The main issue here is that the world has changed and username and password are not enough. When large company with big budget security teams can loose private info like Goldman Sachs and Half a Billion Yahoo password breached, we need to move to stronger authentication instead of making it weaker. SSH Public/Private keys weakens security.
Issue 1: Insecure private key
Essentially, people use private key to avoid using password which lead them to remove passphrase from SSH Key. This resulted in private key without password (passwordless private key), and not to mention many issues with weak keys of which the corresponding private keys could be easily recovered even if they are protected by password.
Issue 2: Compromised Computer causing lost of key
Private keys are stored in end user’s computer where likely hood of malware infections is very high. If users don’t put password on their private key when that private key is compromised, the entire system is compromised easily. When combined with mistakes on mailto:?attach function, which is making it easier for people to steal one’s private keys, we can end up in a total disaster when stolen keys is used to login to all the system easily.
Issue 3: Easy for you, easy for them
With today security issues, we are going the opposite direction where multi factor authentication is recommended. This means after password is entered another pin, token or keys must be supplied to get access. Instead of zero key, now at least 2 keys are required.
The problem with security is that easy access for a user also means easy access for the bad guys. Since our security is as strong as its weakest link, we have to make hard choices between easy or secure. To raise it on another level, there were also discussion to allow Rutgers access only for all our machines and requiring VPN to access our resources. So far we have not gone this way but I doubt they will stay world accessible for long.
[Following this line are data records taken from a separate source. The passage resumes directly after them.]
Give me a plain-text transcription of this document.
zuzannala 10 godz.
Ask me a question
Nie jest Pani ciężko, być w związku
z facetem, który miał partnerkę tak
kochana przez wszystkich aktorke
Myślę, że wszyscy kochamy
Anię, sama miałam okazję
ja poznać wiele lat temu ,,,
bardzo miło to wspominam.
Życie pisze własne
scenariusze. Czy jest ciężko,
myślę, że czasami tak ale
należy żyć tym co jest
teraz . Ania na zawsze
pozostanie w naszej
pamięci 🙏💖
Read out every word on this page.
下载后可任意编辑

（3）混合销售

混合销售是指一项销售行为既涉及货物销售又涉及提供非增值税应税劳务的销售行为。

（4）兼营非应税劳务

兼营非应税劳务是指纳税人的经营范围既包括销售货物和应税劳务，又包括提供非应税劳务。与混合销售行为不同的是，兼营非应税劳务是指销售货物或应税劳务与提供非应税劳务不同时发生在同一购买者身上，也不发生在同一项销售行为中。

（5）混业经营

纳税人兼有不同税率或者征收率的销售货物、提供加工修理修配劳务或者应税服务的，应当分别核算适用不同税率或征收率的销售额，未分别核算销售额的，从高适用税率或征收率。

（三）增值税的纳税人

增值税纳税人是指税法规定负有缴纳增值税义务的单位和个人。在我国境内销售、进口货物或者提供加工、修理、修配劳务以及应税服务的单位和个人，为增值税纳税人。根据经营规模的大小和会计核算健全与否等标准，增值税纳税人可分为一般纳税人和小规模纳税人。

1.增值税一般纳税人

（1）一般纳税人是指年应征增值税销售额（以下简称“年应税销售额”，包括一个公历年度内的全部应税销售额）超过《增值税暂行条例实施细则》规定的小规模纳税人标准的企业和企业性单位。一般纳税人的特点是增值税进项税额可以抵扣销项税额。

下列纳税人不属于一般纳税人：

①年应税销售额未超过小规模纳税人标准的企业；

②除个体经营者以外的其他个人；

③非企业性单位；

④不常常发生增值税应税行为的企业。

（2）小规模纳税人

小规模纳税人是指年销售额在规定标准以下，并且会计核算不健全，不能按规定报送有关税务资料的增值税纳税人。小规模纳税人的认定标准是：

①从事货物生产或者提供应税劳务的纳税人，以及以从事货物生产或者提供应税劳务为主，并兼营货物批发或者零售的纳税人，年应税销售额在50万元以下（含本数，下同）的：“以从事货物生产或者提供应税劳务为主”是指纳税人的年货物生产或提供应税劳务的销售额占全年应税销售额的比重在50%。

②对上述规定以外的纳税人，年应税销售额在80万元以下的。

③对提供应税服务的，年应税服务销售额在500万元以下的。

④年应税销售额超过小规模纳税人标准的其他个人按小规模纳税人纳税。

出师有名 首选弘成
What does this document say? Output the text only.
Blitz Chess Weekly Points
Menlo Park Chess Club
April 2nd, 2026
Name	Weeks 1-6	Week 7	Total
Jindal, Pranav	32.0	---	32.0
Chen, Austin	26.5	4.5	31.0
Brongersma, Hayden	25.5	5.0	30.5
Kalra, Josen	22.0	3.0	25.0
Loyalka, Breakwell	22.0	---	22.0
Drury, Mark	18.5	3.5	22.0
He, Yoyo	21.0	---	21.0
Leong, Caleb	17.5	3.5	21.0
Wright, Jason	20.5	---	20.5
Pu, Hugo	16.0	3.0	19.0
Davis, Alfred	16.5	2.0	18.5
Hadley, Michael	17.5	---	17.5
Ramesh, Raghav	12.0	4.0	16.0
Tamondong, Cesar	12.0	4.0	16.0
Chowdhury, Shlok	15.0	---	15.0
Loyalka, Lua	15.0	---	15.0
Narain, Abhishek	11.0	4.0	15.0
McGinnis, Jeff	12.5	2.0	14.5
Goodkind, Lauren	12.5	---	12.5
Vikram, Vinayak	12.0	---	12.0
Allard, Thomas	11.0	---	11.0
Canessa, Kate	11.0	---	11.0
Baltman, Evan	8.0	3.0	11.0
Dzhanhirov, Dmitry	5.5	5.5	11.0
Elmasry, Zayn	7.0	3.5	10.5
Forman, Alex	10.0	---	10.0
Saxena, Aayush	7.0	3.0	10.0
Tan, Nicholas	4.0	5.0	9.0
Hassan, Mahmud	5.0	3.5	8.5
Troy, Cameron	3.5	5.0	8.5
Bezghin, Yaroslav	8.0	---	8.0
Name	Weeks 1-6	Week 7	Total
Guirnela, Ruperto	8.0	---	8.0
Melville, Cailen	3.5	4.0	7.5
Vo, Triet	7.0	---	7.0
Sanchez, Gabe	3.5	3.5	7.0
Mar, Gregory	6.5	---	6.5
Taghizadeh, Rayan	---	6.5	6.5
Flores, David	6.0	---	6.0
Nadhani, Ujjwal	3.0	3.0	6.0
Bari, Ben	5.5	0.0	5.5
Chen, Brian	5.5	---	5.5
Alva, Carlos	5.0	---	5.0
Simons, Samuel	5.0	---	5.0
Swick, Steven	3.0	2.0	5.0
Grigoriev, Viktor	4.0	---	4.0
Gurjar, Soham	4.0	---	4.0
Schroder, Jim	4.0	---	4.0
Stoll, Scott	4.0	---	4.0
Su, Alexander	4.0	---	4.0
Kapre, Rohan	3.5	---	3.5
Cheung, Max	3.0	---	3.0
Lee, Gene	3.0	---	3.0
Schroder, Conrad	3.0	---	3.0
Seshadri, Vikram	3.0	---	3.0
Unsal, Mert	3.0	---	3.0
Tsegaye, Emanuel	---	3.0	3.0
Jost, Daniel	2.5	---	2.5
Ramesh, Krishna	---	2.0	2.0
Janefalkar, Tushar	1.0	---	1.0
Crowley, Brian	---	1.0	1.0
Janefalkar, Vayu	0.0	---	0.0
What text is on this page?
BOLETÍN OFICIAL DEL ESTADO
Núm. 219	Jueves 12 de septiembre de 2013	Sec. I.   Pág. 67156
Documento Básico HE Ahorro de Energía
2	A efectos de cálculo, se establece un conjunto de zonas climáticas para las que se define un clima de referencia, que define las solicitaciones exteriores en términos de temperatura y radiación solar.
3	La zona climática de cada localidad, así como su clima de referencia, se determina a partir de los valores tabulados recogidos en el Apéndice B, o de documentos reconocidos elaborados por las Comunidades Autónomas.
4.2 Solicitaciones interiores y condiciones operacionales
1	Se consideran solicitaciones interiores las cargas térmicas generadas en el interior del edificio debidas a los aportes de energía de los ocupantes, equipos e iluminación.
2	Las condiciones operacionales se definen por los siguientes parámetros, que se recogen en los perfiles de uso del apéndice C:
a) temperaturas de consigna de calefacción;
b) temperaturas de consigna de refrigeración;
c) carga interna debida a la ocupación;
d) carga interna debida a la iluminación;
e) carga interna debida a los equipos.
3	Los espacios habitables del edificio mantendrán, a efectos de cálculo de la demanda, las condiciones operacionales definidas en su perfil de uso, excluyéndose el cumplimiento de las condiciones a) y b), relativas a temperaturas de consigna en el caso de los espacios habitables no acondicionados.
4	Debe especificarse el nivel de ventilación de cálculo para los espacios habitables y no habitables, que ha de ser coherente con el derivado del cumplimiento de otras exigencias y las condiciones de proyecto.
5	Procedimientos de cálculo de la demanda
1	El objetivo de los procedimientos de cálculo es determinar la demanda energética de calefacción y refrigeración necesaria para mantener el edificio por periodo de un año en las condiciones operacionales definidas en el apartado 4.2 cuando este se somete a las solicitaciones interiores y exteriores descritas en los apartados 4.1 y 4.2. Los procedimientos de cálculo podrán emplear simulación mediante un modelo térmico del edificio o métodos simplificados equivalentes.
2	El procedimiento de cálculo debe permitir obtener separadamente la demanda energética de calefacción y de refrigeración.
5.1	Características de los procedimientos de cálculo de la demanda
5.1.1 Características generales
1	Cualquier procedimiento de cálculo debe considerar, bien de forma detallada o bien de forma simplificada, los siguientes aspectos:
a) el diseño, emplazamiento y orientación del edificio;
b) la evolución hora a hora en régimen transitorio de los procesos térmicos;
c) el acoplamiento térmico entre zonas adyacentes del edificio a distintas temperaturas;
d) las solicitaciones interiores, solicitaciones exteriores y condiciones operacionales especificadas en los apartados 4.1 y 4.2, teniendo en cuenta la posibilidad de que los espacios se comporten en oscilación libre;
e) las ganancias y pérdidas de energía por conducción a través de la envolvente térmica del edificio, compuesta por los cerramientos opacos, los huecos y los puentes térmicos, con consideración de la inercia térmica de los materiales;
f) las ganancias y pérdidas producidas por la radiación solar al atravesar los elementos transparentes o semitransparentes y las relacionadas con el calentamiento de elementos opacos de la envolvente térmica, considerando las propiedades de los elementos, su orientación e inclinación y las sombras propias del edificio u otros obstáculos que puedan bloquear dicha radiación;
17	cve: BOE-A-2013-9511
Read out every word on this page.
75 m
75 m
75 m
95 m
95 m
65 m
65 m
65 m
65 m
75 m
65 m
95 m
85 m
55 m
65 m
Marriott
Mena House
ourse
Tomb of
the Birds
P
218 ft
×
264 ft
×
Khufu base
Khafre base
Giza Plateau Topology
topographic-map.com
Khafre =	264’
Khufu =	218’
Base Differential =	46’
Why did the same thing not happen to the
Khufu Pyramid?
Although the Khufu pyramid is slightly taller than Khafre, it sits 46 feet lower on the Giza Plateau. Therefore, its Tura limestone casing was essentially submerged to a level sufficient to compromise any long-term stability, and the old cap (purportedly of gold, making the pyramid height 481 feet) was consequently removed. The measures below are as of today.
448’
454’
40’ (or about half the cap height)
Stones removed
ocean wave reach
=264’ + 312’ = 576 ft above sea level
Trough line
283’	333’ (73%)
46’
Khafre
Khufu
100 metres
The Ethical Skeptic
The Move to use Two Factor Authentication (2FA)
The trend in general is to move to Two Factor Authentication. You see with the banks and other service provider sending your SMS text containing codes that you have to enter to login to their resources. This is an example of 2FA. Despite SMS based 2FA is deemed as insecured, it is better to have one than not having one at all. Here is a list of what you we are doing:
On CS Linux Machines:
On University Resources
On University Email
- Centralized Email: To enforce more security, University as a whole is centralizing all email for faculty and staff as part of University Strategic Plan. No more ad-hoc email servers anywhere at university. All faculty and staff MUST use Rutgers Connect email system and can not use any other system including Scarletmail for their email. These email system is going to require people to use NetID+ to login very soon.
- Managed Mobile Device: To be able to read email from mobile devices, All mobile devices regardless who own it, must enroll in mobile device management system where university requires all mobile devices to be locked with password and must be able to wipe your phone remotely along with other privacy info you must surrender to university.
To enable one-time login similar to public keys authentication, where you can ssh without typing password every time, your home machine should support kerberos login. If you are willing to do some work, please follow Setting up Kerberos Support for your Home or Office Machine.
It’s interesting world we live in today, Education environment is now treated as corporate environment for security reason. Many of our faculty and staff are not happy with many changes but the order comes straight from the top and understandably so.
The lesson here is, security is important. We certainly can’t afford any data lost and get publicized in the news that we get data breached like what happen recently to UC Berkeley. I think DDOS lesson from last 2 years awoken many people at Rutgers that heads will role if such event ever took place. Thus we are in a new “Better safe than sorry at any cost” era. I suspect it will cost more to clean up than to prevent data lost so expect more security changes happening.